Federal Reserve Officials Weigh Impact of Inflation and Trade Policies on Interest Rates
- Stock Market Charlie

- Feb 20
- 3 min read

Three Federal Reserve officials, who usually have different opinions like cats and dogs, surprisingly sang the same tune on Thursday: the U.S. inflation is cooling down, making it likely for the central bank to dish out some interest rate cuts. But, hold onto your hats, because President Donald Trump's trade, immigration, and other policies are like a wild card that could flip the script.
Atlanta Fed President Raphael Bostic, not one to sugarcoat things, said he's expecting two quarter-percentage-point rate cuts later this year, but the "uncertainty around that is pretty significant... There's a lot that could happen that could influence that in both directions." Basically, it’s like predicting the weather in a hurricane.

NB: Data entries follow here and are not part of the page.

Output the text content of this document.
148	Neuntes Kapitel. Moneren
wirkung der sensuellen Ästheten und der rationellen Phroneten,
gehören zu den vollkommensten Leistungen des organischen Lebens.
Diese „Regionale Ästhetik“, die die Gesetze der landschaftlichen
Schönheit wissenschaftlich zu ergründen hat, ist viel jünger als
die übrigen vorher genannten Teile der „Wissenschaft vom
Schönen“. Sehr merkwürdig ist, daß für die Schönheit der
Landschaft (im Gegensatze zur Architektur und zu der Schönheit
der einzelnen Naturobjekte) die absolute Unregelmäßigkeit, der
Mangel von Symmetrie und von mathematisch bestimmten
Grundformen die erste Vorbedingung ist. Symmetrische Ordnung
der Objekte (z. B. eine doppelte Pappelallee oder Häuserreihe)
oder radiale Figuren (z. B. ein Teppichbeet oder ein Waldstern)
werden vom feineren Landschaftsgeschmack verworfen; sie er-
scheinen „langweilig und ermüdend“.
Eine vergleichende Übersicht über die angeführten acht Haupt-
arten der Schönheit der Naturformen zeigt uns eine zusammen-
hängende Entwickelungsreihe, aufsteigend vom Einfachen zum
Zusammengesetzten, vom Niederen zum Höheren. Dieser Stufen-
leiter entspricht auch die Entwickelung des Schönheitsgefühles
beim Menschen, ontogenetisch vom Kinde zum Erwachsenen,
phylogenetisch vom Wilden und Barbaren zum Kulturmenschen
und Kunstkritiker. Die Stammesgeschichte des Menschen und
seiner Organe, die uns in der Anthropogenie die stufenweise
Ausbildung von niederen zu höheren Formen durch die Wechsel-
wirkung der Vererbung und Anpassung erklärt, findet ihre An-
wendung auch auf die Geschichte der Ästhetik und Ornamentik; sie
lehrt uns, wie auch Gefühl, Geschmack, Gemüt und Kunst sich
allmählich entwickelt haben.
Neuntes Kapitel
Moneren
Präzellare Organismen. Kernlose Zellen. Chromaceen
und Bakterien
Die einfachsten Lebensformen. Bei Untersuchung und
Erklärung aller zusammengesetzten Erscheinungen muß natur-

Bostic, who doesn’t have a vote in the Fed's rate-setting committee this year, told reporters he didn’t think a new inflation storm was brewing in the U.S. economy. He pointed out that the 4% unemployment rate is as healthy as a horse. However, businesses are feeling both excited and like they're walking on eggshells about how new import taxes, immigration rules, and regulation changes will play out.
Since taking office on January 20, Trump has been a one-man fireworks show, threatening tariffs on goods from major U.S. trading partners like China, Mexico, and Canada.
"In a nutshell, contacts are concerned that tariffs could increase costs," Bostic said. "Many feel confident that if that happens, then they can pass along higher costs in their prices." Translation: If prices go up, they’ll just pass the buck—or the bill—to us.
Inflation is sticking around like gum on a shoe, and reaching the Fed's 2% target is bumpier than a rollercoaster ride. Consumer prices jumped 3% on a year-over-year basis in January, the fastest since last June.
The Fed kept its benchmark interest rate in the 4.25%-4.50% range at a policy meeting last month and is expected to do the same at its March 18-19 gathering, as officials wait for a crystal ball to see how the administration’s new policies affect the economy. Financial markets are now betting on just one Fed rate cut this year.
NEAR-TERM INFLATION EXPECTATIONS
St. Louis Fed President Alberto Musalem thinks the upcoming policy shifts are like adding hot sauce to a dish—it could make inflation stall above the central bank's 2% target, or even rise higher. This could force the Fed to sit tight for longer, and in a worst-case scenario, if the job market also takes a nap, they might have to choose between fighting inflation with higher rates or giving the economy a soft pillow with easier policy.
Musalem, speaking to the Economic Club of New York, didn’t spell out his expectations for rate cuts this year, but he did say the policy rate should be reduced once "inflation convergence" to the Fed's 2% goal is like a done deal.
"Market and some survey measures indicate that near-term expectations of inflation have risen notably over the past three months," Musalem said. If inflation gets stuck at current above-target levels or expectations rise, "a more restrictive path of monetary policy relative to the baseline path might be appropriate." In other words, they might have to tighten the screws.
Chicago Fed President Austan Goolsbee, usually the peace-loving dove among the Fed's policymakers, said that before all the recent policy and geopolitical hoopla, overall inflation "looked pretty good" and was down substantially from its mid-2022 peak. The tariffs Trump imposed during his first term didn’t really mess with inflation, Goolsbee said, partly because they were narrow enough that supply chains just shrugged them off.
But when considering the more widespread and hefty tariffs Trump is cooking up, "it depends on how many countries they are going to apply to and how big they are going to be. And the more it looks like a COVID-sized shock, the more nervous you should be about that."